2) If two or more positions were opened near a certain level based on a false signal (which did not trigger a Take Profit or test the nearest target level), then all subsequent signals at this level should be ignored.

3) When trading flat, a pair can form multiple false signals or not form them at all. In any case, it is better to stop trading at the first sign of a flat movement.

4) Trades should be opened in the period between the start of the European session and the middle of the US trading hours when all positions must be closed manually.

5) You can trade using signals from the MACD indicator on the 30-minute time frame only amid strong volatility and a clear trend that should be confirmed by a trendline or a trend channel.

6) If two levels are located too close to each other (from 5 to 15 pips), they should be considered support and resistance levels.

On the chart:

Support and Resistance levels are the levels that serve as targets when buying or selling the pair. You can place Take Profit near these levels.

Red lines are channels or trend lines that display the current trend and show in which direction it is better to trade now.

The MACD indicator (14, 22, and 3) consists of a histogram and a signal line. When they cross, this is a signal to enter the market.

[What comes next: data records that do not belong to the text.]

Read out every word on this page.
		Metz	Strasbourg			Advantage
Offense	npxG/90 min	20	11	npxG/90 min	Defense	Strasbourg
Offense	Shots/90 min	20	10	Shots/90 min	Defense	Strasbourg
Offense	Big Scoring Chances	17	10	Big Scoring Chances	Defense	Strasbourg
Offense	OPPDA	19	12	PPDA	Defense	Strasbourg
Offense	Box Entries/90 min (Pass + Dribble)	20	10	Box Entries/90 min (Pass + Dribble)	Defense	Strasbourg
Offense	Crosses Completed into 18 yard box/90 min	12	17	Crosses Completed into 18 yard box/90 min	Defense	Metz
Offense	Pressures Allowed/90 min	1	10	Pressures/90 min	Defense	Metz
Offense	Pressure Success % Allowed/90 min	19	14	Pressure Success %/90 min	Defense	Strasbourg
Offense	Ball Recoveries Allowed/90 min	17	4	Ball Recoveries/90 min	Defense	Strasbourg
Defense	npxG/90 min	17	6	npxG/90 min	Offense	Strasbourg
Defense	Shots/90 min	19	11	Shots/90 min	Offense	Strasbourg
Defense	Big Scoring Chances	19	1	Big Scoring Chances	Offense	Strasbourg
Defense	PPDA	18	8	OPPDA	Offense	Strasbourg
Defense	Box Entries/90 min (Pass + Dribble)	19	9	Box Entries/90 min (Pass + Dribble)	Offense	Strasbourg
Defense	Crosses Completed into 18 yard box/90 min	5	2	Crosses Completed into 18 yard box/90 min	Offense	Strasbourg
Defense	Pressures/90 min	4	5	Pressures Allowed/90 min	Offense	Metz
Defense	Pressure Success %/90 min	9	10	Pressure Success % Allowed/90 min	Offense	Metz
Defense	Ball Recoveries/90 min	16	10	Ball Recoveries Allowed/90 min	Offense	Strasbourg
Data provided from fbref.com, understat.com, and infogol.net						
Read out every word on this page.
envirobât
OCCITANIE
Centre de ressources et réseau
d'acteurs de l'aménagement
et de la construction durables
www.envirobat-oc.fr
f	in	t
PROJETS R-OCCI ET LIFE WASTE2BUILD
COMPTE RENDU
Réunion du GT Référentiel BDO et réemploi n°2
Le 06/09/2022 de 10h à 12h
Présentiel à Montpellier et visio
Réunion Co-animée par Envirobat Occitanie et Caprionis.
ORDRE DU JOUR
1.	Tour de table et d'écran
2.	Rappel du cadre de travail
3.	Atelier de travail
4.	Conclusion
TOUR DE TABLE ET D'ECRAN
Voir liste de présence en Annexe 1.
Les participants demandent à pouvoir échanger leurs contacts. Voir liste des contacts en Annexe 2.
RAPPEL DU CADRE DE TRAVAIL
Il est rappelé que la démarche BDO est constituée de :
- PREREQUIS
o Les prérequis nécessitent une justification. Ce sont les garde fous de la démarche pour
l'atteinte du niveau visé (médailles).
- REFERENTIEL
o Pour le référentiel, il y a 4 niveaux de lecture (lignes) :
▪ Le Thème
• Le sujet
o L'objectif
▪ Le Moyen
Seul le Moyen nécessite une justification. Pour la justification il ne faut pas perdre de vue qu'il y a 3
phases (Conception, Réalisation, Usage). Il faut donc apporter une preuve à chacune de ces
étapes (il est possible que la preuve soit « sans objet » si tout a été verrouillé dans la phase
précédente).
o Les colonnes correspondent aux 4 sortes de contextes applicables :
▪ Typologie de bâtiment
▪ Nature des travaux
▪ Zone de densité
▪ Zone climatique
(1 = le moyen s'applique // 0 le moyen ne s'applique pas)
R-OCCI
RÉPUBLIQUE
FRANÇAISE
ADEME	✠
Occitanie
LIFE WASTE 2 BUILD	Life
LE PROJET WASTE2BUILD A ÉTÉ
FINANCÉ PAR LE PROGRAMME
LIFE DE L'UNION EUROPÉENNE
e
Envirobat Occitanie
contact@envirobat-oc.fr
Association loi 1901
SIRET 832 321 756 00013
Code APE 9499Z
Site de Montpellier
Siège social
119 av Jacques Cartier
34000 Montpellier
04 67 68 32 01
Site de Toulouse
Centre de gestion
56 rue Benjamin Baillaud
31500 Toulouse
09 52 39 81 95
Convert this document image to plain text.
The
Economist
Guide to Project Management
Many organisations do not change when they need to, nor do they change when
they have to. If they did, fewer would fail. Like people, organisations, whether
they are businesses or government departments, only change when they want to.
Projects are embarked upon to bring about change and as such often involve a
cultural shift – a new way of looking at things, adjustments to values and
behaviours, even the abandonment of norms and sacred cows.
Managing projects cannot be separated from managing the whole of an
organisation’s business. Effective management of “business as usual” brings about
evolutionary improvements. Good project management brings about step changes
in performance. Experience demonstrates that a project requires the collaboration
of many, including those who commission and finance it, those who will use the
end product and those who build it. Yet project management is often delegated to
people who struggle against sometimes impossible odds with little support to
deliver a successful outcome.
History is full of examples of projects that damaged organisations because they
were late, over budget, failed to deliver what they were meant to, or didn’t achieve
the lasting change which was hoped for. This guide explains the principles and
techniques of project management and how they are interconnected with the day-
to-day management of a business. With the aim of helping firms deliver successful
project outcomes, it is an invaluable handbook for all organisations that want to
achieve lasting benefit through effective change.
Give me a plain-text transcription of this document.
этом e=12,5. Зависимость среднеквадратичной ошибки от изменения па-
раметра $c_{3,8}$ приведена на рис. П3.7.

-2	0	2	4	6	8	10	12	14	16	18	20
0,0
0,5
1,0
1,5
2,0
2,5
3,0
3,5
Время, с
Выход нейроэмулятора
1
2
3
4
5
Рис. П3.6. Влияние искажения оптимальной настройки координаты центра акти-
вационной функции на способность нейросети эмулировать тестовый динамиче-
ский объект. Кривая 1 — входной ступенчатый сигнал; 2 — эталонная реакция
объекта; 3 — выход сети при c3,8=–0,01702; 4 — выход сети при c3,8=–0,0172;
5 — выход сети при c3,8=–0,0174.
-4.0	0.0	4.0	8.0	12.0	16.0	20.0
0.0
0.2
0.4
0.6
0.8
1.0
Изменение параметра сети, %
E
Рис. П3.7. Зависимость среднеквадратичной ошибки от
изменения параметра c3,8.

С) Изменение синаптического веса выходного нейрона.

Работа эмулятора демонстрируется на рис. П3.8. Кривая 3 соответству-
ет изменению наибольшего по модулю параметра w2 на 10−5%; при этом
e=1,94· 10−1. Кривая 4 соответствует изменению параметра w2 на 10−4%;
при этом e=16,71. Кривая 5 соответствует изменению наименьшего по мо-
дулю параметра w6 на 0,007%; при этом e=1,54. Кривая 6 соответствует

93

It is recommended to use this indicator in combination with trend patterns (channels and trendlines).

Important announcements and economic reports that can be found on the economic calendar can seriously influence the trajectory of a currency pair. Therefore, at the time of their release, we recommend trading as carefully as possible or exiting the market in order to avoid sharp price fluctuations.

Beginners on Forex should remember that not every single trade has to be profitable. The development of a clear strategy and money management is the key to success in trading over a long period of time.